History of the chair

The subject “Liturgical Science” was elevated to one of the main subjects of theology by the Second Vatican Council (cf. Liturgy Constitution Sacrosanctum Concilium Art. 16). This requirement was implemented at the Faculty of Catholic Theology at the Eberhard Karls University of Tübingen in 1992 with the establishment of a separate Chair of Liturgical Studies.

With the appointment of Professor Dr. phil. Gabriele Winkler, who held the chair from 1992-2005, the chair was given a specific orientation in the sense of comparative liturgical studies. This involved a philologically based exploration of liturgical sources from Eastern and Western traditions with a focus on interdisciplinary research into Oriental liturgies. The diverse religious views that manifest themselves in the rites of the East and West were compared and made accessible in numerous publications.

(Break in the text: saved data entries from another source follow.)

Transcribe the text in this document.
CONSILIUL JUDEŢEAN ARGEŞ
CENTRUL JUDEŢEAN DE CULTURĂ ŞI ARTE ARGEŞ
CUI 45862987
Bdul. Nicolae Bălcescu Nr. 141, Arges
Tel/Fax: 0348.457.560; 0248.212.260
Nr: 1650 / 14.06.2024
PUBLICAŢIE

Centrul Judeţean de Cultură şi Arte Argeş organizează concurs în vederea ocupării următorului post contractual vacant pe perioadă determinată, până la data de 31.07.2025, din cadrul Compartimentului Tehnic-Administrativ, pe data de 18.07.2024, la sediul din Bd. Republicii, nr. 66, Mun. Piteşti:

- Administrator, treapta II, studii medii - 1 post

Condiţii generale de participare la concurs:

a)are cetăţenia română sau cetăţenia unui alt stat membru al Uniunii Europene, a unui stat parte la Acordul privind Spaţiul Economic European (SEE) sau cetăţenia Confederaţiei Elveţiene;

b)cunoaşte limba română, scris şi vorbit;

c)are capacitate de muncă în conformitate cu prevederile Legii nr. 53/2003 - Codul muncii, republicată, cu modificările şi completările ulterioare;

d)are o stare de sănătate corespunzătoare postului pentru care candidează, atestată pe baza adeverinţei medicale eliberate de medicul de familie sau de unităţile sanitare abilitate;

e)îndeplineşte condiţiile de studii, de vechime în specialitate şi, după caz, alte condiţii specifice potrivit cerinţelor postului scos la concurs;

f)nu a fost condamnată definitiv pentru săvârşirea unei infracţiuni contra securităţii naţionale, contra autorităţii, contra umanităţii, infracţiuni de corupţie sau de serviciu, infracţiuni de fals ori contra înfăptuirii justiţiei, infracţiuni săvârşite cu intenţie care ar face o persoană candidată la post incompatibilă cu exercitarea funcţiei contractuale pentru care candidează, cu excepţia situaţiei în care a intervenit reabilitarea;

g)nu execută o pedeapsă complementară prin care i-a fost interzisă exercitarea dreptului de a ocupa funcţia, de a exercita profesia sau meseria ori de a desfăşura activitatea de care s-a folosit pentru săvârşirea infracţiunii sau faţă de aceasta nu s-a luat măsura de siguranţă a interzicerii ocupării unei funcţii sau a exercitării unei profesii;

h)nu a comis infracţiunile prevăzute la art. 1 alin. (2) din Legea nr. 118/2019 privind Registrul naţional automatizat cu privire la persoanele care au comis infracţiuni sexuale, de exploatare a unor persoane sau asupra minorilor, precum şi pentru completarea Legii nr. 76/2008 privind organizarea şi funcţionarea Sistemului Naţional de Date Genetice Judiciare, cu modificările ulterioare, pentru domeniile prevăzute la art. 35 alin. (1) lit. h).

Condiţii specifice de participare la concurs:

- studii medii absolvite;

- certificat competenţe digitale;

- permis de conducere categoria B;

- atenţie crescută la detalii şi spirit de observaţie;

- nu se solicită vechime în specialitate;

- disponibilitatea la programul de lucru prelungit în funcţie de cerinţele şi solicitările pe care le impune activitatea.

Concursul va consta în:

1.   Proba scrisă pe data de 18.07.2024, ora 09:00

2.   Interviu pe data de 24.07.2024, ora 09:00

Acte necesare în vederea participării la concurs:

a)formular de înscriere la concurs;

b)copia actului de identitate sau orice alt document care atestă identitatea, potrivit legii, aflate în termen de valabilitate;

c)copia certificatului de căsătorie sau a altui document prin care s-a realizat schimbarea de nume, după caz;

With the appointment of Professor Dr. theol. Andreas Odenthal in 2006, the focus of the chair changed. Liturgical studies was now understood as a practical theological discipline that (in an inclusive sense) utilizes the diversity of methods that are common in theology. Under Andreas Odenthal, humanistic, historical, systematic-theological and exegetical research was incorporated into the question of the conditions and possibilities of worship in the church today.

Prof. Dr. theol. Stephan Winter M. A. (phil.) has held the chair since the summer semester 2020. Liturgical studies, as practiced at the chair, is understood as a method-oriented reflection on ritual and worship practice in the past and present. Taking into account the historical, systematic and practical-critical dimensions of the subject, the focus is on reconstructing and exploring this practice in all its diversity as a place of human identity formation, taking into account the respective socio-cultural contexts.

Such liturgical science is ecumenical and oriented towards dialog with other religions and their theologies. It works as intensively as possible in an interdisciplinary network: above all with the theological disciplines, with philosophy as an orientation science and with history, cultural and social sciences, whereby the interdisciplinary “ritual studies” represent an important common working framework.